Si no tienes vértigo, te recomendamos subir a la cúpula para tener unas vistas privilegiadas de la ciudad. Para quien busque subir hasta lo más alto de la cúpula, en el exterior de la basílica hay un acceso que permite alcanzar el punto máximo de este edificio colosal. Puedes subir todos los escalones a pie o ahorrarte los primeros con el ascensor; se recomienda estar en forma y no tener miedo a los espacios estrechos para subir los últimos tramos.
SAN PEDRO en ROMA .....SUBIDA A LA CÚPULA
Pasadizos, leyendas y defensas
A lo largo de la historia, la Basílica de San Pedro ha alimentado numerosas leyendas sobre pasadizos ocultos y cámaras secretas bajo su estructura. Más allá del mito, lo cierto es que existen varios espacios subterráneos reales, como las Grutas Vaticanas y la Necrópolis, que albergan antiguas tumbas papales. Muy cerca de este conjunto monumental se encuentra el Passetto di Borgo, un corredor fortificado que conecta la Ciudad del Vaticano con el Castillo Sant'Angelo.
Su episodio más recordado ocurrió durante el Saqueo de Roma en 1527, cuando el Papa Clemente VII logró escapar por este corredor elevado hasta refugiarse en el castillo.
Personajes y reliquias
Hubo un tiempo en que se creyó que la auténtica silla de san Pedro estaba encerrada dentro de una escultura diseñada por Bernini para la basílica de San Pedro. A veces, se muestran reliquias en los balcones situados sobre las estatuas: la lanza de San Longinos, el soldado romano que hirió a Jesús en la cruz; fragmentos de la Cruz traídos desde Tierra Santa por santa Helena; y el velo de santa Verónica, que cubrió el rostro de Jesús.
La inscripción en latín que rodea la base de la cúpula contiene el versículo de san Mateo: «Tú eres Pedro y sobre esta roca edificaré mi Iglesia. Te daré las llaves del reino de los cielos».
La Basílica en la vida contemporánea
La Basílica de San Pedro, consagrada el 18 de noviembre de 1626, es un lugar que combina belleza, trascendencia, oración y culto.
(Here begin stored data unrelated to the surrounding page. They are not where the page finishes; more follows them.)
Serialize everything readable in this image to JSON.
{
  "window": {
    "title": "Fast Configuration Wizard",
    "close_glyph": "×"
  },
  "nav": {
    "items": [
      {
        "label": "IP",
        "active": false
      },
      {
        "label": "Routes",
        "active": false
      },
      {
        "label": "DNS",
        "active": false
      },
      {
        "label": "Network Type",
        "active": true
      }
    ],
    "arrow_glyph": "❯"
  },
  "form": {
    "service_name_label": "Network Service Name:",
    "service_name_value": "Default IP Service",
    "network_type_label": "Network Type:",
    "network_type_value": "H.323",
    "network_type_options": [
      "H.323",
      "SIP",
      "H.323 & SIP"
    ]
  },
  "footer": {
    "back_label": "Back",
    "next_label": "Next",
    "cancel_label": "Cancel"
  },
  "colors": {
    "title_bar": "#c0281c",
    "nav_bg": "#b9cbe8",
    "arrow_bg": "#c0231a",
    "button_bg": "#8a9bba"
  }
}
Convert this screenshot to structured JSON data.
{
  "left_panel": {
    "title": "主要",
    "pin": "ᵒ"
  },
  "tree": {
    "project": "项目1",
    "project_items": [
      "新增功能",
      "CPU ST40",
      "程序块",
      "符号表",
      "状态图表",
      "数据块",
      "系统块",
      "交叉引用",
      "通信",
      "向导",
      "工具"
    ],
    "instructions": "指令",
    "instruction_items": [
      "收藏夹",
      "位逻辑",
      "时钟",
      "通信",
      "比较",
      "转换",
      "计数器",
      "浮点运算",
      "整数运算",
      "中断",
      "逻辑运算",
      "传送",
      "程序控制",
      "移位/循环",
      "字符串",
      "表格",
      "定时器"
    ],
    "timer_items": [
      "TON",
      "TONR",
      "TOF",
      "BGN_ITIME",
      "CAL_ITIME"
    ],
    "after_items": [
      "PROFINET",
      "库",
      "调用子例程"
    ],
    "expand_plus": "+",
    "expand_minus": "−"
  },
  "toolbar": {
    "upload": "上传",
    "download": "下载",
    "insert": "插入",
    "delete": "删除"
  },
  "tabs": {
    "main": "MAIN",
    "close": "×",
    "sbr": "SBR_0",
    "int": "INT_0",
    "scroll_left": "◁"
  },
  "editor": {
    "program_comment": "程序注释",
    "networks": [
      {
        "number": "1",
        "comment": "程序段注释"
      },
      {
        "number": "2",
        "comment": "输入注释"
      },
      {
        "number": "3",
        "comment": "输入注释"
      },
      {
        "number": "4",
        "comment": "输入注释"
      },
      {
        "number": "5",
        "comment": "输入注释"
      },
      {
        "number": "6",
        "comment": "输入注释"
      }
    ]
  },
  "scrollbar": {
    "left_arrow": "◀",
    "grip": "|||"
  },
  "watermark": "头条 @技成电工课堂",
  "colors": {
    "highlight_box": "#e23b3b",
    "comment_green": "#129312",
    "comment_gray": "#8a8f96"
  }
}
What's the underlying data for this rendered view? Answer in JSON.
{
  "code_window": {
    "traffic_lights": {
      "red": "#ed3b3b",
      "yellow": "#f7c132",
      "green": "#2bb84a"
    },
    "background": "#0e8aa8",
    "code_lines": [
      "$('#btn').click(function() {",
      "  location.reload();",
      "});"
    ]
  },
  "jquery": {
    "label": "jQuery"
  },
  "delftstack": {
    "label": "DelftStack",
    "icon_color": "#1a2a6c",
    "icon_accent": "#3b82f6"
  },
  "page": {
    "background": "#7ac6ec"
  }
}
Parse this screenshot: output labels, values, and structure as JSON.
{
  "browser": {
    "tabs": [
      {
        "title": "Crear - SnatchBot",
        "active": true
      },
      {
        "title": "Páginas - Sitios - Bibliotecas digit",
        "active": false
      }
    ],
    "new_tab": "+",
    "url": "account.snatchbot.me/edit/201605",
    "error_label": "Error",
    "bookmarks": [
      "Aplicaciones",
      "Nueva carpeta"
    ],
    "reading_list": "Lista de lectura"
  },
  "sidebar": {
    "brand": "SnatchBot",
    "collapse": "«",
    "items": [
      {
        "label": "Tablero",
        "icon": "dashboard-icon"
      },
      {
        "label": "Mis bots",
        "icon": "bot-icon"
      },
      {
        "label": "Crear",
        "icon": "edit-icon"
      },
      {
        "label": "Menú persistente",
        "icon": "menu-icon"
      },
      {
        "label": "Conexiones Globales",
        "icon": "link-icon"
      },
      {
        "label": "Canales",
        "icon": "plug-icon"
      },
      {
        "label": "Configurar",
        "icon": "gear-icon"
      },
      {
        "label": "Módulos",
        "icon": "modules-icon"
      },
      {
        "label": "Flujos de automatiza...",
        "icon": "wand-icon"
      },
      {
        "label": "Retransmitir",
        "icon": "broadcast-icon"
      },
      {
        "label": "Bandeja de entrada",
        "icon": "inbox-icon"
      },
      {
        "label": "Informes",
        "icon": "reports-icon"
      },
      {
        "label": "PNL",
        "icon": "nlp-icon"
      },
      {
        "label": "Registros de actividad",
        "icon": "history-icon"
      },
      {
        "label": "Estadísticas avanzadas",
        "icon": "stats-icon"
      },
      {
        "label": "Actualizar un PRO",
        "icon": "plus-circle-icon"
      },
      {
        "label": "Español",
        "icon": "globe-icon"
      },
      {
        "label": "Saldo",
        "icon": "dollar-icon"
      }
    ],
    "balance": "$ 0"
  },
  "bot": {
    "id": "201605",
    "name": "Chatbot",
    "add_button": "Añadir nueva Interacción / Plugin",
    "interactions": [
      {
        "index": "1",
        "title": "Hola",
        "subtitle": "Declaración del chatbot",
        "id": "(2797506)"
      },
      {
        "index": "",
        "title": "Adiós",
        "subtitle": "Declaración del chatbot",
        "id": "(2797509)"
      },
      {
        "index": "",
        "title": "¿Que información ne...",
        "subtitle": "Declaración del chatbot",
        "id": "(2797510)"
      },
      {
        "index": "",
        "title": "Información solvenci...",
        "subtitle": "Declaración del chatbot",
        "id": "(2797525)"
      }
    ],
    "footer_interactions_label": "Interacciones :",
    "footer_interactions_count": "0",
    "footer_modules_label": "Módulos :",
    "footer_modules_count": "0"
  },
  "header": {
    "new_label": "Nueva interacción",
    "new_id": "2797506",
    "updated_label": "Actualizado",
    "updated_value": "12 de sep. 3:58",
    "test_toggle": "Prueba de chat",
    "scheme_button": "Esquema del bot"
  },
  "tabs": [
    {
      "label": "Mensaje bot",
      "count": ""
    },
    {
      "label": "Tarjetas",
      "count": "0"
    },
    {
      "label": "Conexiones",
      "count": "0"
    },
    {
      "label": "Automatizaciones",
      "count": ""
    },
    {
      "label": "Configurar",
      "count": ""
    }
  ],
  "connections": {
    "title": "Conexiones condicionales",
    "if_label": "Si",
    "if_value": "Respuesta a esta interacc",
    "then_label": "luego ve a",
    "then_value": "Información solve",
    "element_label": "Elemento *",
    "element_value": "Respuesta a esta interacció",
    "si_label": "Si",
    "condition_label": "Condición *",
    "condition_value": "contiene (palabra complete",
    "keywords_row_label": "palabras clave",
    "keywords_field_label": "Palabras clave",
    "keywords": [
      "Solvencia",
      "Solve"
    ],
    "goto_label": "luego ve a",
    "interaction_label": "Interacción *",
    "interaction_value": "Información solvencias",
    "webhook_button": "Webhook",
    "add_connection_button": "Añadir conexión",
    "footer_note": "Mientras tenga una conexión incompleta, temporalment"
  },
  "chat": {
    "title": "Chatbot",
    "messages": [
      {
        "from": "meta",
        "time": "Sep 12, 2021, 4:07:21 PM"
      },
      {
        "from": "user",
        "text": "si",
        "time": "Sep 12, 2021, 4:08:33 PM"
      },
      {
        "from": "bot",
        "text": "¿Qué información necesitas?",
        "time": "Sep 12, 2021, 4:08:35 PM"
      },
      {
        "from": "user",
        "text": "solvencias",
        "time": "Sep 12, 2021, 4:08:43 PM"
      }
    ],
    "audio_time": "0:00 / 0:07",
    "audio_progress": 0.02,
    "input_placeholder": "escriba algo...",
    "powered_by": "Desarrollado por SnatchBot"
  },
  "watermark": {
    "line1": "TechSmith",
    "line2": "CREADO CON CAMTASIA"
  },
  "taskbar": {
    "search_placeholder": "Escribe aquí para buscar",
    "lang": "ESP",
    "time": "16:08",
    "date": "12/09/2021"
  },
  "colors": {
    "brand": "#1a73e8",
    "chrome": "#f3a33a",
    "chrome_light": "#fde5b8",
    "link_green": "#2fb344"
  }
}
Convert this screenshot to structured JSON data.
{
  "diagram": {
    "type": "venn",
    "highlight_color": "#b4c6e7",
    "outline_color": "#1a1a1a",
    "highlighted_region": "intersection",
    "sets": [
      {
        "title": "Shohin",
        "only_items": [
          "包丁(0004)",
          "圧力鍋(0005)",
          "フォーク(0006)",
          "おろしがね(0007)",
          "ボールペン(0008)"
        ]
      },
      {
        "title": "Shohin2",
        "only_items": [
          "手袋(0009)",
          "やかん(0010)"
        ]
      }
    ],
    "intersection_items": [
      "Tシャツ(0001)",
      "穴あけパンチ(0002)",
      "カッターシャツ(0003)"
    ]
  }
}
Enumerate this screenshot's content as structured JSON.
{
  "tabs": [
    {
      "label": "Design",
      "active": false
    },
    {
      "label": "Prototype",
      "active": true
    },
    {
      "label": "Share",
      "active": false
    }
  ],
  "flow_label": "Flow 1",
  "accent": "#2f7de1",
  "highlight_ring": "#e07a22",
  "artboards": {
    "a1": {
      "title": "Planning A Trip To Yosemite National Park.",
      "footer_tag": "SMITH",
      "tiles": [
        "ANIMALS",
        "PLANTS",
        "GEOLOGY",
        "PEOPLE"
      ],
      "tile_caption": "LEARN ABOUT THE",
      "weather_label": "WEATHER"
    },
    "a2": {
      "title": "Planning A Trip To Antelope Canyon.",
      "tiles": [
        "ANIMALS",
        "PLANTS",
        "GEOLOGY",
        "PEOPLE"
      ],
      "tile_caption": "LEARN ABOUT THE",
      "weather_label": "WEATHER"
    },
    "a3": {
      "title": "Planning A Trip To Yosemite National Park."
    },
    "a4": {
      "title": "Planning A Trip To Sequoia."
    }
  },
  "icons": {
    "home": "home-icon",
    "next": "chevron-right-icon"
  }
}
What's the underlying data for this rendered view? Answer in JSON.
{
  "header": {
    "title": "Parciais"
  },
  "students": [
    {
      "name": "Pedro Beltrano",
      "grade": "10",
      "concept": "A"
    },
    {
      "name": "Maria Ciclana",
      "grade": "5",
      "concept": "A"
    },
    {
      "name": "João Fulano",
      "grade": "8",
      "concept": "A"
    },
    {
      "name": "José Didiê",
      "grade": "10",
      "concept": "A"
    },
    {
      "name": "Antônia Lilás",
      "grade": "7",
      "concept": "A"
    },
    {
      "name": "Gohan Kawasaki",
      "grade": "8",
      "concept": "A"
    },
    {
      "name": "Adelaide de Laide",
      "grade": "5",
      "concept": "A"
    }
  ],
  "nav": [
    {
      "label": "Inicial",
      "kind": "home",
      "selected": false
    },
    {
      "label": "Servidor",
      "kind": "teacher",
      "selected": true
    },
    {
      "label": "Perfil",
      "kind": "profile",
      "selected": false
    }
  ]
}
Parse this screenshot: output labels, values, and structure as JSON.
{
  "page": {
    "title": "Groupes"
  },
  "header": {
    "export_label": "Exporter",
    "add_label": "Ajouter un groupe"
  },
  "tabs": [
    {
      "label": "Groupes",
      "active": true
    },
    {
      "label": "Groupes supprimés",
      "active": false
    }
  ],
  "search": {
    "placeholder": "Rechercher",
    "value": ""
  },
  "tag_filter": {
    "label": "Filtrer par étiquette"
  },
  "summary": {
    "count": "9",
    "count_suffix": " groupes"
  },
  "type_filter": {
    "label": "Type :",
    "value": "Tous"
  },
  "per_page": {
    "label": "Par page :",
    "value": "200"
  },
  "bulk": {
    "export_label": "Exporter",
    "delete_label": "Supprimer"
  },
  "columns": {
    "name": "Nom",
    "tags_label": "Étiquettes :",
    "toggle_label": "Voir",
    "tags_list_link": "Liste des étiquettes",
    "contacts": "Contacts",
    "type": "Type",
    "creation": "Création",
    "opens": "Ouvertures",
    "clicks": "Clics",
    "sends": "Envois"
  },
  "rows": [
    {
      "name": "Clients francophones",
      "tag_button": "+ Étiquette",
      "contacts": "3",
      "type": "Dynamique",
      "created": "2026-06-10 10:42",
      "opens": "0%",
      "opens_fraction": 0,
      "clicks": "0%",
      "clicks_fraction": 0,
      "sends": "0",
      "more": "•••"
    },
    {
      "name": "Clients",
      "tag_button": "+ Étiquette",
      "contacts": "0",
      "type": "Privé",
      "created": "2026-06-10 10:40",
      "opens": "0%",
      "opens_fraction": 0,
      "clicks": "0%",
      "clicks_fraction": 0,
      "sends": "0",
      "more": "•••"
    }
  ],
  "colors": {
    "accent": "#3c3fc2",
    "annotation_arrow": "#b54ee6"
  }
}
La Basílica de San Pedro fue creada por el emperador Constantino en el siglo IV y en los años sucesivos fue ampliándose. La actual Basílica, edificada sobre aquella constantiniana, es la expresión de la voluntad de los Papas del Renacimiento que apoyándose en grandes artistas como Bramante, Michelangelo, Bernini y Maderno nos llevan en un recorrido a través del arte, la fe y la espiritualidad.